Jak działają bandyci?
- Przestępcy zawierają znajomości z użytkowniczkami portali społecznościowych.
- Korespondują z nimi, zaprzyjaźniają się, a następnie pod pretekstem chęci przyjazdu do Polski i zawarcia bliższej relacji informują, że wysyłają do nich paczkę z osobistymi rzeczami, dokumentami wojskowymi oraz dużą ilością gotówki.
- Niecny plan i zawarta znajomość mają doprowadzić do sytuacji, kiedy ofiara będzie chciała wesprzeć finansowo swego rozmówcę i pomóc mu w dotarciu do kraju.

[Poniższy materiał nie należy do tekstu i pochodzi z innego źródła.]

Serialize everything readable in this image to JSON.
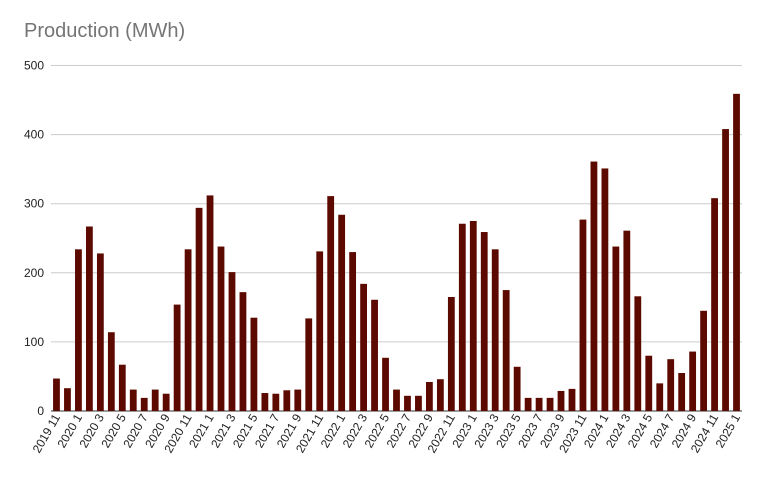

– Sposoby działania mogą się różnić, ale oszustów łączy motyw wysłanej paczki, która „utknęła” gdzieś w magazynie. I aby ją otrzymać, należy uiścić odpowiednie opłaty – wyjaśnia młodszy aspirant Beata Sosulska-Baran z jeleniogórskiej policji. – Przesyłane maile informują również o innych kłopotach i perypetiach „żołnierza”, który np. potrzebuje pieniędzy na opłaty lotniskowe, ubezpieczenia czy zezwolenie na pobyt.
Oczywiście wszystkie te opłaty są fikcyjne. Sprawcy posługują się programem tłumaczącym, co pozwala im na kontakt z kobietami wielu narodowości. Nieprawidłowe tłumaczenie treści wiadomości może być również wskazówką, że możemy mieć do czynienia z oszustwem.
Mundurowi ostrzegają:
Pamiętajmy, że przestępcy cały czas modyfikują swój sposób działania i dlatego w każdym przypadku, gdy ktoś próbuje uzyskać od nas pieniądze, trzeba wykazać się dużą ostrożnością.
Przypominamy, że o próbach wyłudzenia pieniędzy natychmiast należy informować policję, korzystając z numeru alarmowego 112. Pamiętajmy, że tylko nasza ostrożność, czujność i dystans do przekazywanych informacji spowodują, że nie staniemy się kolejną ofiarą oszustwa!